Cybercriminals use dictionary attack to find password
A recent study in the UK found that one in six people uses their pet's name as a password - a danger to which cybersecurity company ESET draws attention. According to the company, the problem of using common names (even those of our pets) in passwords, is that they can be discovered from dictionary-based attacks, as they can also be easily obtained through social engineering techniques, namely from the public profiles of users on social networks.
A dictionary attack consists of testing passwords, using a file that has thousands of words. The same study, conducted by the United Kingdom’s National Cyber Security Center (NCSC) found that other Popular passwords include family names (14%),important user dates, such as birth or marriage (13%), and even the name of your favorite sports club (6%) - not to mention that 6% of respondents admit to using “password” as… their password!
Without realizing it, we share a lot of data about our lives through social networks, which include posts that can be easily observed by cybercriminals and that are able to reveal the names of our pets, family and friends or relevant dates
Ricardo Neves, Marketing Manager at ESET Portugal
Most websites and online services recommend using passwords with at least 8 characters, but we can use many more. One technique for creating a secure password is to use a phrase (instead of a single word) that consists of three words, which can be separated or not by special characters (£ # @%, etc.) and / or figures - since it is often required to use more than just letters of the alphabet.

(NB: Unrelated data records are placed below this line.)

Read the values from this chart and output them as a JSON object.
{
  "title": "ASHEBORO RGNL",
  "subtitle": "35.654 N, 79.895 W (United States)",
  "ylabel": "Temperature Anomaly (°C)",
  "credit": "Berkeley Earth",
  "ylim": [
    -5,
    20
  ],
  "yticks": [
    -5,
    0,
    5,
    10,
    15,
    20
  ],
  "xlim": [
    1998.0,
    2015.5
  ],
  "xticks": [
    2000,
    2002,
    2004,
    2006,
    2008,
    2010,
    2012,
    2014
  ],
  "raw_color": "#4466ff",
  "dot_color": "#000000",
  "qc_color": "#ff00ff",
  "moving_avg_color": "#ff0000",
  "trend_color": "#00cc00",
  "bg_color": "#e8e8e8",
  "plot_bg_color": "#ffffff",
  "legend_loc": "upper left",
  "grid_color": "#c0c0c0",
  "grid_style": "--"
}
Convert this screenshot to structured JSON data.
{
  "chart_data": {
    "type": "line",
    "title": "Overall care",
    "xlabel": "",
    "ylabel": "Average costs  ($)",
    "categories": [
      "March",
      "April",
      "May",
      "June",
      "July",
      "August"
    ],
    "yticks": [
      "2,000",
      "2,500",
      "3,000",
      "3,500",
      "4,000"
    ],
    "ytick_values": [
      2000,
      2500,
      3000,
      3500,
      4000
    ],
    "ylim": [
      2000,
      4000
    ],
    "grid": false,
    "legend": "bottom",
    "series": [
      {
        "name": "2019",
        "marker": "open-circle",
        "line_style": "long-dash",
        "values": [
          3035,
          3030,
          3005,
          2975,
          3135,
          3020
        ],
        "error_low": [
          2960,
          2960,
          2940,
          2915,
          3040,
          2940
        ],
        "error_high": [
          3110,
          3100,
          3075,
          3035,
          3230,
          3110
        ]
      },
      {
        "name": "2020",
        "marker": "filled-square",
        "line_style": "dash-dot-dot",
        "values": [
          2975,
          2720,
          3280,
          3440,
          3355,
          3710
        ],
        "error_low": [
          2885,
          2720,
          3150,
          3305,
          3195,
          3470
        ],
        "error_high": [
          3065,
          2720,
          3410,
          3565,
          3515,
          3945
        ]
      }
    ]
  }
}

Another alternative is the use of a password management tool, (protected by a complex master password) being able to manage different passwords of great complexity for each website or service that we intend to protect.
Ricardo Neves also suggests that “whenever it is available as an option, we should use two-factor authentication, in order to create a second layer of security, which will protect our account even if the access credentials have been compromised”.